Singer: Here’s another thing about blockchains. If the majority of blockchain miners [who validate transactions] want to go back and rewrite history, they can. It’s not really [accurate to say] the ledger is “trustworthy.” It’s that it’s trusted by a majority of the miners.
Blockchain works best in situations where the need for disintermediation is greater than the need for confidentiality.
Schmidt: Gideon Greenspan, [CEO of blockchain company Coin Sciences CEO], points out that blockchain works best in situations where the need for disintermediation is greater than the need for confidentiality. With blockchain voting, you could conceivably figure out who someone voted for. Even if you don’t know who a person is, you know that someone with this ID voted for Mickey Mouse, and someone with that ID voted for Donald Duck. It’s increasingly easy to track these people down and [identify them as] physical people. [With standard voting], there’s no way of knowing who cast the ballot. The ballot is the record of a vote, and someone else has a record that each person who voted was identified. But there’s no identifying trace on the ballot itself. There’s absolutely no traceability, whereas with blockchain there’s tons of traceability.

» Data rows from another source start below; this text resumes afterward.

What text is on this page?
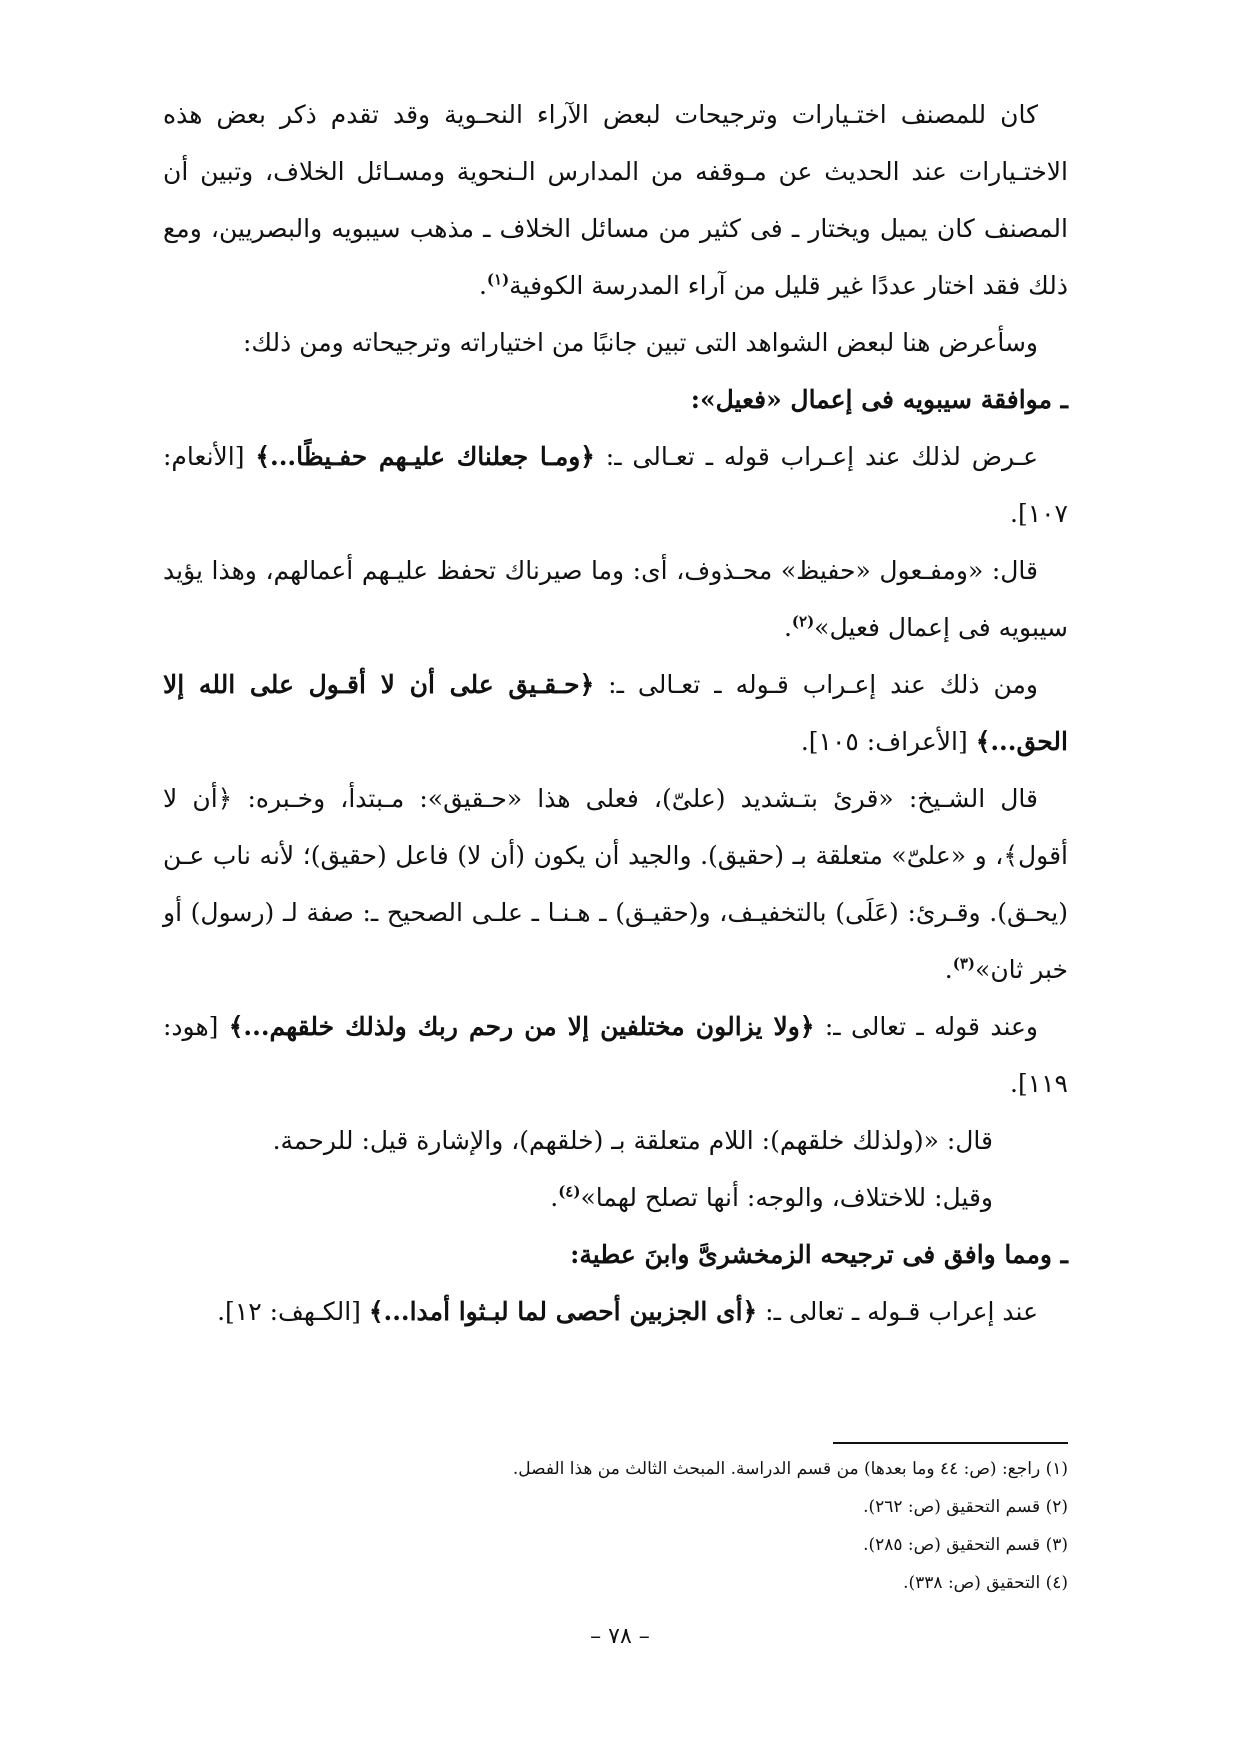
كان للمصنف اختـيارات وترجيحات لبعض الآراء النحـوية وقد تقدم ذكر بعض هذه الاختـيارات عند الحديث عن مـوقفه من المدارس الـنحوية ومسـائل الخلاف، وتبين أن المصنف كان يميل ويختار ـ فى كثير من مسائل الخلاف ـ مذهب سيبويه والبصريين، ومع ذلك فقد اختار عددًا غير قليل من آراء المدرسة الكوفية$^{(١)}$.

وسأعرض هنا لبعض الشواهد التى تبين جانبًا من اختياراته وترجيحاته ومن ذلك:

ـ موافقة سيبويه فى إعمال «فعيل»:

عـرض لذلك عند إعـراب قوله ـ تعـالى ـ: ﴿ومـا جعلناك عليـهم حفـيظًا...﴾ [الأنعام: ١٠٧].

قال: «ومفـعول «حفيظ» محـذوف، أى: وما صيرناك تحفظ عليـهم أعمالهم، وهذا يؤيد سيبويه فى إعمال فعيل»$^{(٢)}$.

ومن ذلك عند إعـراب قـوله ـ تعـالى ـ: ﴿حـقـيق على أن لا أقـول على الله إلا الحق...﴾ [الأعراف: ١٠٥].

قال الشـيخ: «قرئ بتـشديد (علىّ)، فعلى هذا «حـقيق»: مـبتدأ، وخـبره: ﴿أن لا أقول﴾، و «علىّ» متعلقة بـ (حقيق). والجيد أن يكون (أن لا) فاعل (حقيق)؛ لأنه ناب عـن (يحـق). وقـرئ: (عَلَى) بالتخفيـف، و(حقيـق) ـ هـنـا ـ علـى الصحيح ـ: صفة لـ (رسول) أو خبر ثان»$^{(٣)}$.

وعند قوله ـ تعالى ـ: ﴿ولا يزالون مختلفين إلا من رحم ربك ولذلك خلقهم...﴾ [هود: ١١٩].

قال: «(ولذلك خلقهم): اللام متعلقة بـ (خلقهم)، والإشارة قيل: للرحمة.

وقيل: للاختلاف، والوجه: أنها تصلح لهما»$^{(٤)}$.

ـ ومما وافق فى ترجيحه الزمخشرىَّ وابنَ عطية:

عند إعراب قـوله ـ تعالى ـ: ﴿أى الجزبين أحصى لما لبـثوا أمدا...﴾ [الكـهف: ١٢].

(١) راجع: (ص: ٤٤ وما بعدها) من قسم الدراسة. المبحث الثالث من هذا الفصل.

(٢) قسم التحقيق (ص: ٢٦٢).

(٣) قسم التحقيق (ص: ٢٨٥).

(٤) التحقيق (ص: ٣٣٨).

– ٧٨ –
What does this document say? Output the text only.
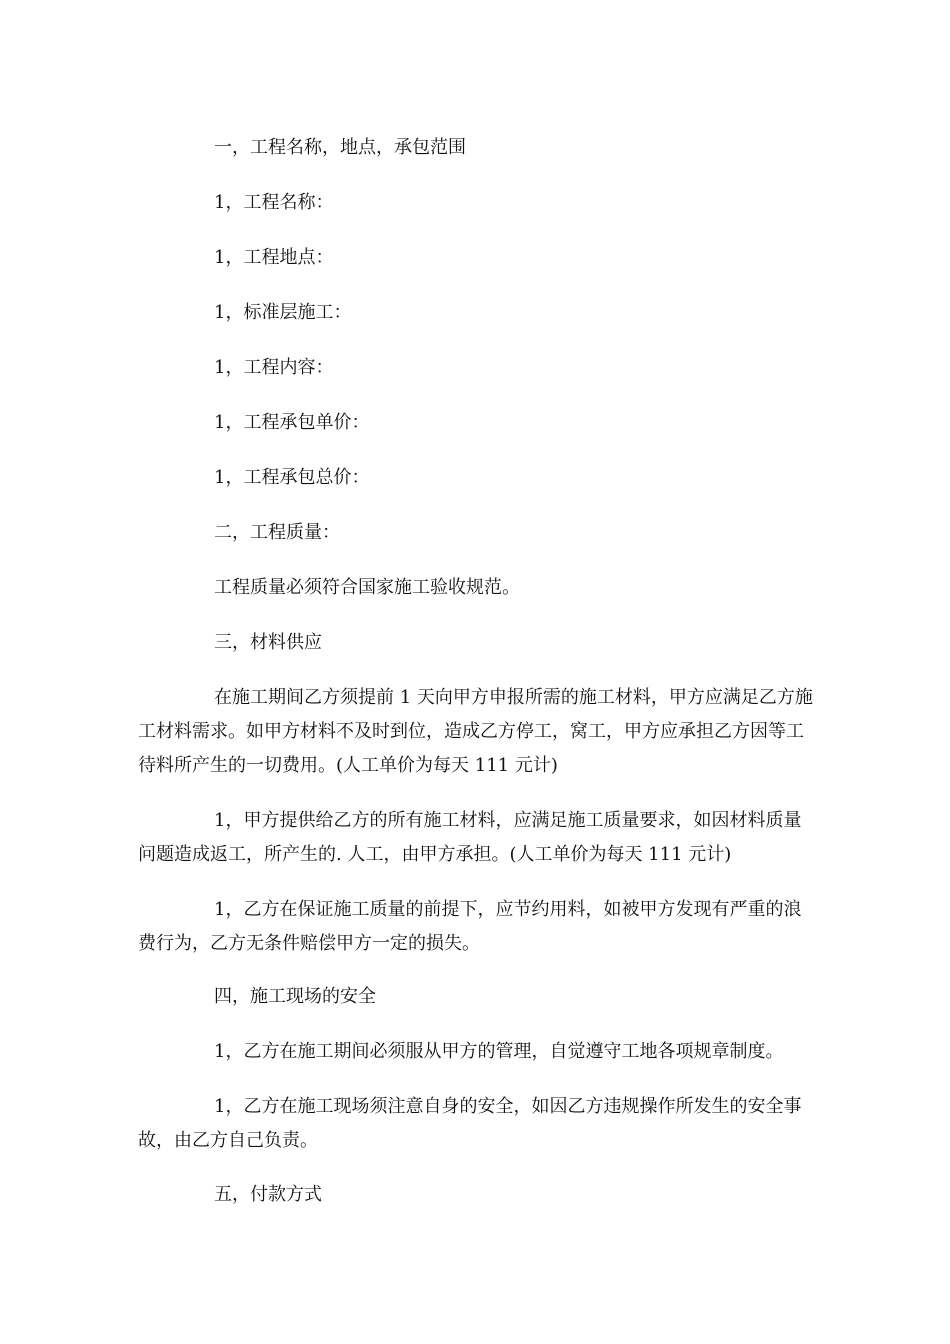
一，工程名称，地点，承包范围

1，工程名称：

1，工程地点：

1，标准层施工：

1，工程内容：

1，工程承包单价：

1，工程承包总价：

二，工程质量：

工程质量必须符合国家施工验收规范。

三，材料供应

在施工期间乙方须提前 1 天向甲方申报所需的施工材料，甲方应满足乙方施工材料需求。如甲方材料不及时到位，造成乙方停工，窝工，甲方应承担乙方因等工待料所产生的一切费用。(人工单价为每天 111 元计)

1，甲方提供给乙方的所有施工材料，应满足施工质量要求，如因材料质量问题造成返工，所产生的. 人工，由甲方承担。(人工单价为每天 111 元计)

1，乙方在保证施工质量的前提下，应节约用料，如被甲方发现有严重的浪费行为，乙方无条件赔偿甲方一定的损失。

四，施工现场的安全

1，乙方在施工期间必须服从甲方的管理，自觉遵守工地各项规章制度。

1，乙方在施工现场须注意自身的安全，如因乙方违规操作所发生的安全事故，由乙方自己负责。

五，付款方式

Ramamurthy: Voting is a fantastic application for blockchain, but a lot will need to be done to make it work, and a lot of people will have to buy into the idea that it can work.

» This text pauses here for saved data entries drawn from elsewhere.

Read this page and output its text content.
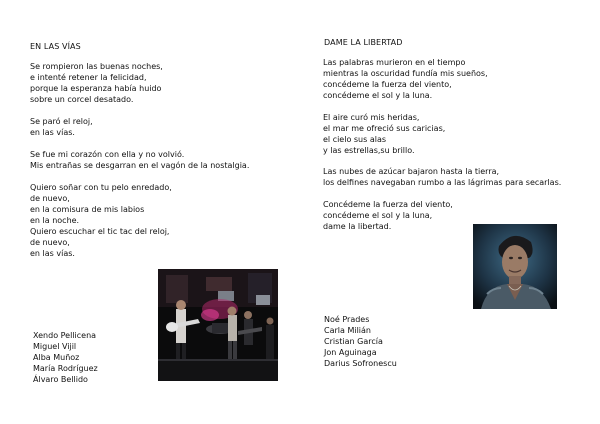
EN LAS VÍAS

Se rompieron las buenas noches,
e intenté retener la felicidad,
porque la esperanza había huido
sobre un corcel desatado.

Se paró el reloj,
en las vías.

Se fue mi corazón con ella y no volvió.
Mis entrañas se desgarran en el vagón de la nostalgia.

Quiero soñar con tu pelo enredado,
de nuevo,
en la comisura de mis labios
en la noche.
Quiero escuchar el tic tac del reloj,
de nuevo,
en las vías.

Xendo Pellicena
Miguel Vijil
Alba Muñoz
María Rodríguez
Álvaro Bellido
DAME LA LIBERTAD

Las palabras murieron en el tiempo
mientras la oscuridad fundía mis sueños,
concédeme la fuerza del viento,
concédeme el sol y la luna.

El aire curó mis heridas,
el mar me ofreció sus caricias,
el cielo sus alas
y las estrellas,su brillo.

Las nubes de azúcar bajaron hasta la tierra,
los delfines navegaban rumbo a las lágrimas para secarlas.

Concédeme la fuerza del viento,
concédeme el sol y la luna,
dame la libertad.

Noé Prades
Carla Milián
Cristian García
Jon Aguinaga
Darius Sofronescu
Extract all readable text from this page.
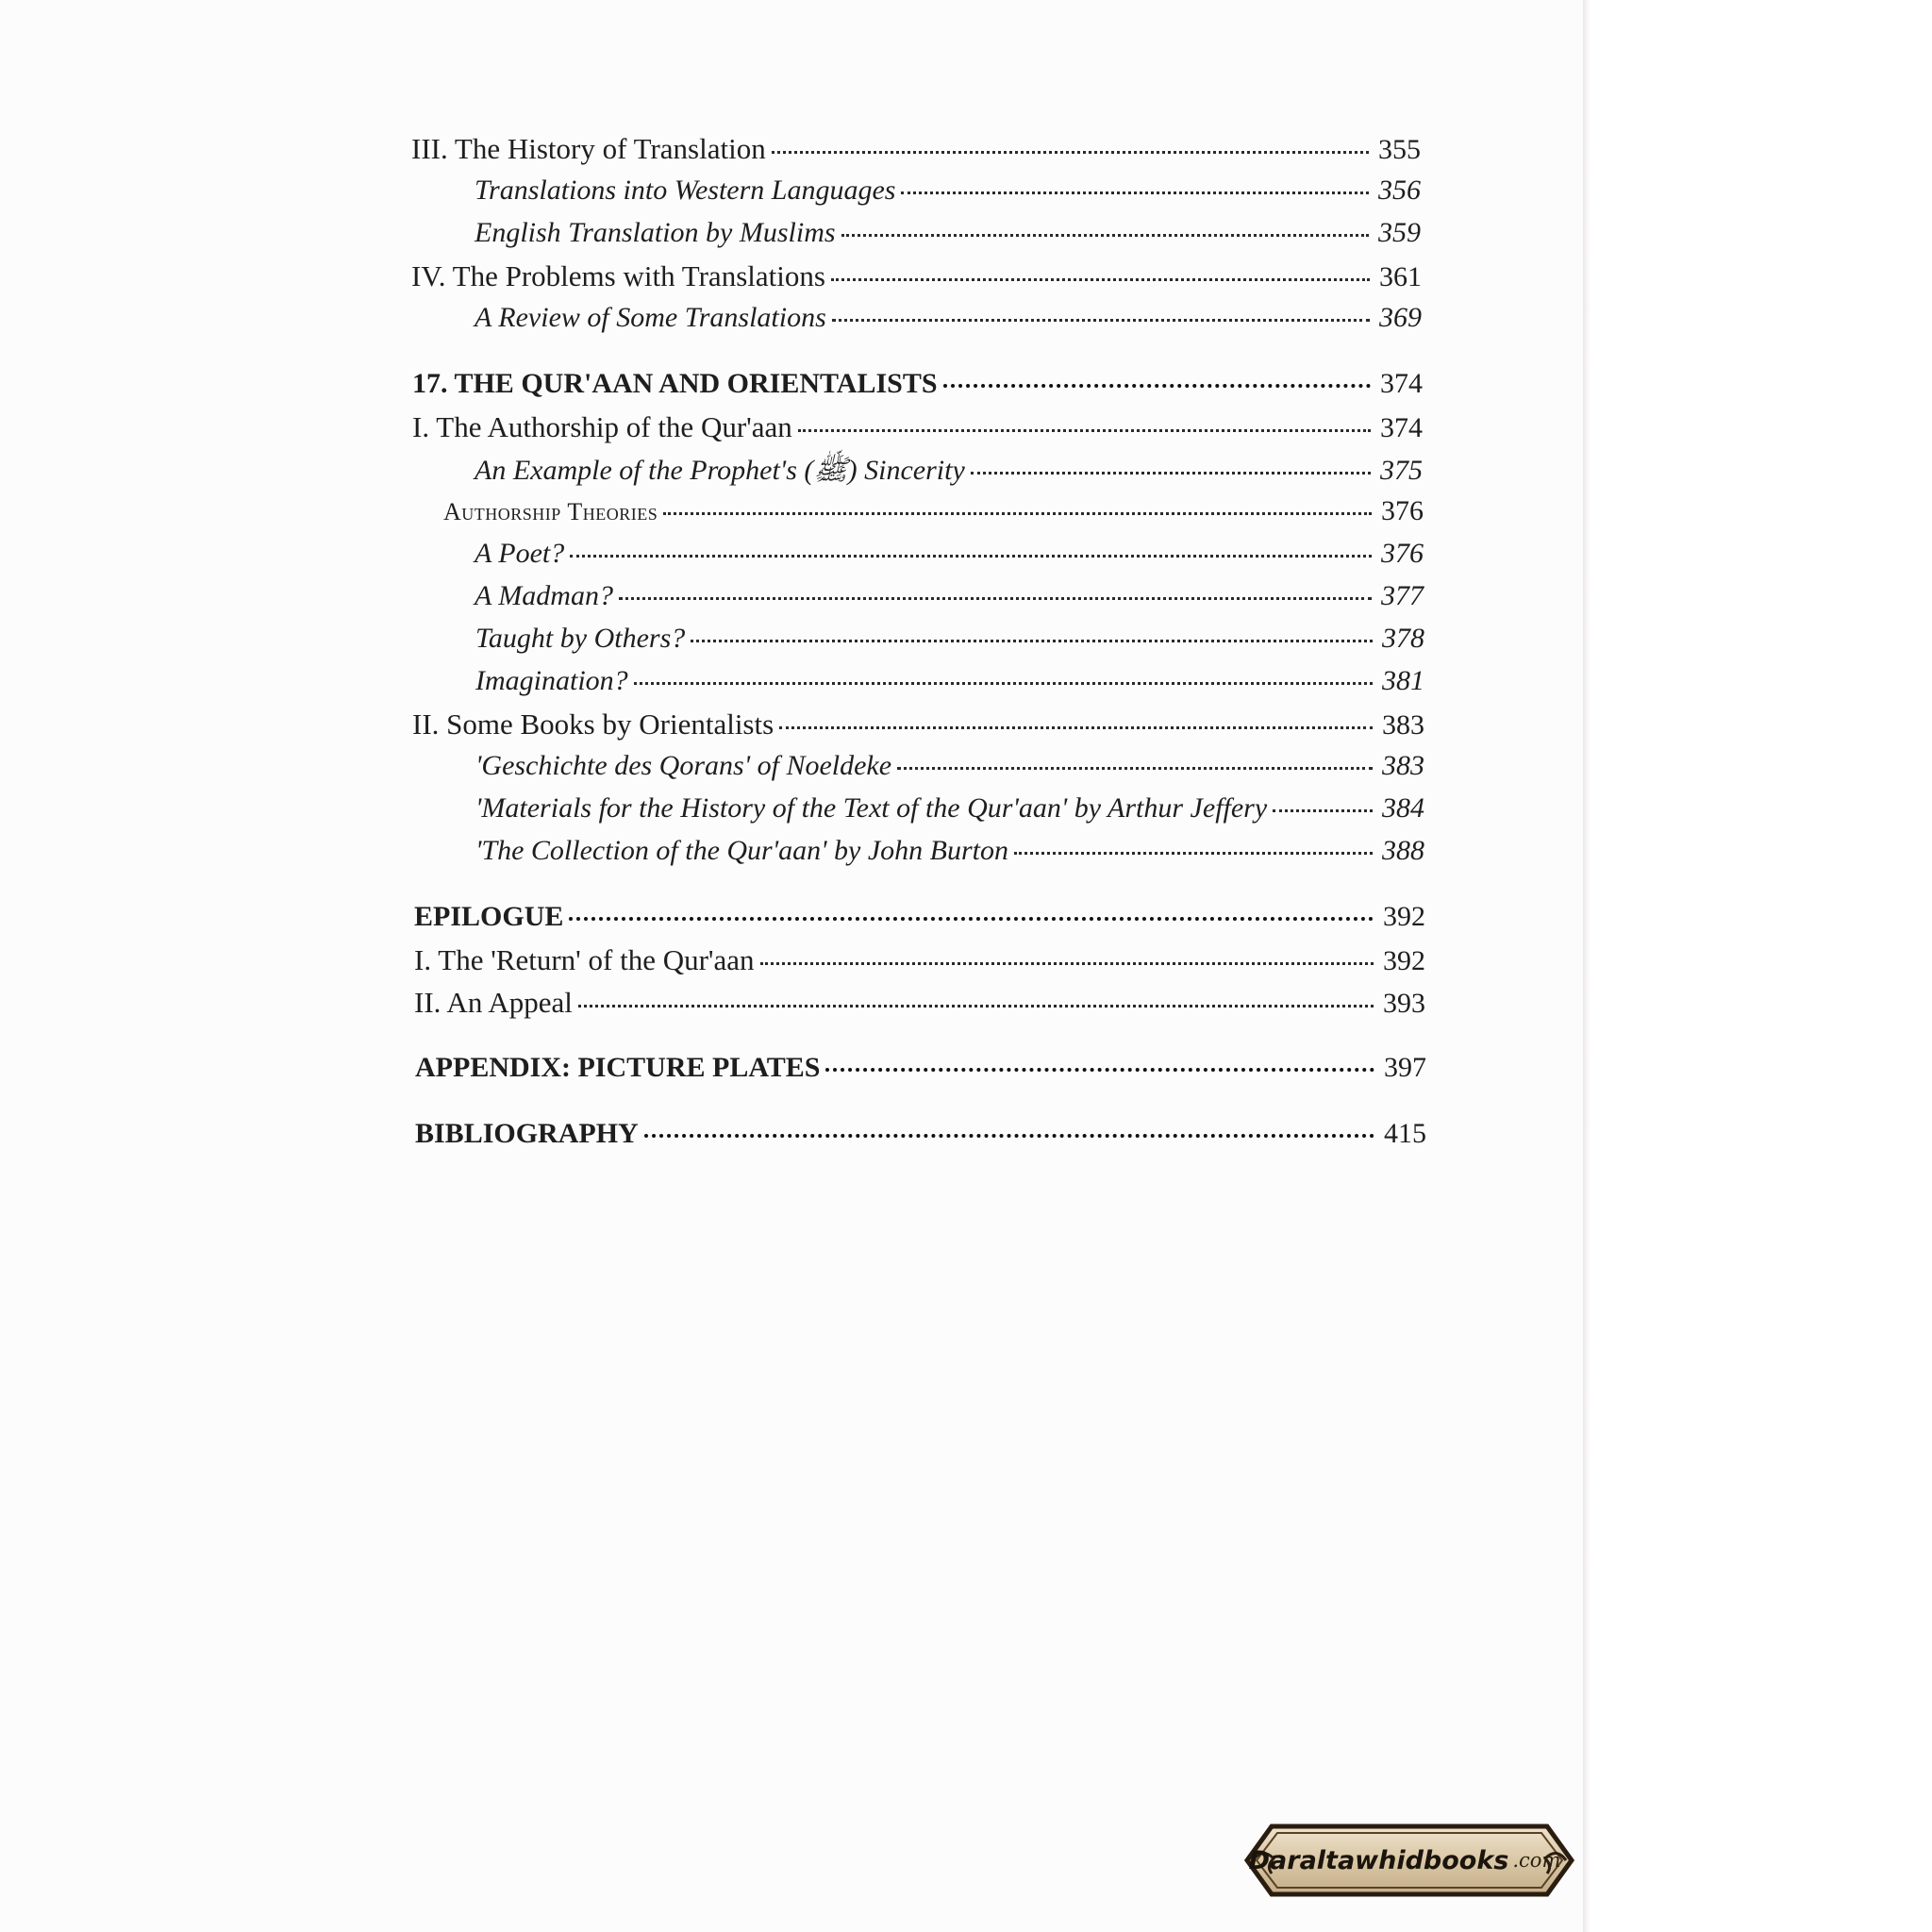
III. The History of Translation	355
Translations into Western Languages	356
English Translation by Muslims	359
IV. The Problems with Translations	361
A Review of Some Translations	369
17. THE QUR'AAN AND ORIENTALISTS	374
I. The Authorship of the Qur'aan	374
An Example of the Prophet's (ﷺ) Sincerity	375
Authorship Theories	376
A Poet?	376
A Madman?	377
Taught by Others?	378
Imagination?	381
II. Some Books by Orientalists	383
'Geschichte des Qorans' of Noeldeke	383
'Materials for the History of the Text of the Qur'aan' by Arthur Jeffery	384
'The Collection of the Qur'aan' by John Burton	388
EPILOGUE	392
I. The 'Return' of the Qur'aan	392
II. An Appeal	393
APPENDIX: PICTURE PLATES	397
BIBLIOGRAPHY	415
Daraltawhidbooks .com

Singer: Maybe we’ll get to the place where the population has enough confidence in certain kinds of cryptography to do the extra work it’ll take to make a cryptographic scheme work for voting. It’s not impossible, but it’s really hard, and my bet is we’re not going to get there in the next ten years. [For now], everyone should vote on paper, and this paper should be audited after tabulation to make sure the tabulation is correct. There is a role for blockchain in elections—but not for casting your vote. The heartbreaking thing is that people always want to try it on deployed military first. And I get it. Someone is on a submarine risking their life for this country and our democracy. I want that person to vote. But I also want that person’s vote to count.
Schmidt: The people who should be most excited about this are any foreign governments that want to tamper with our elections. For them, it’s a dream come true.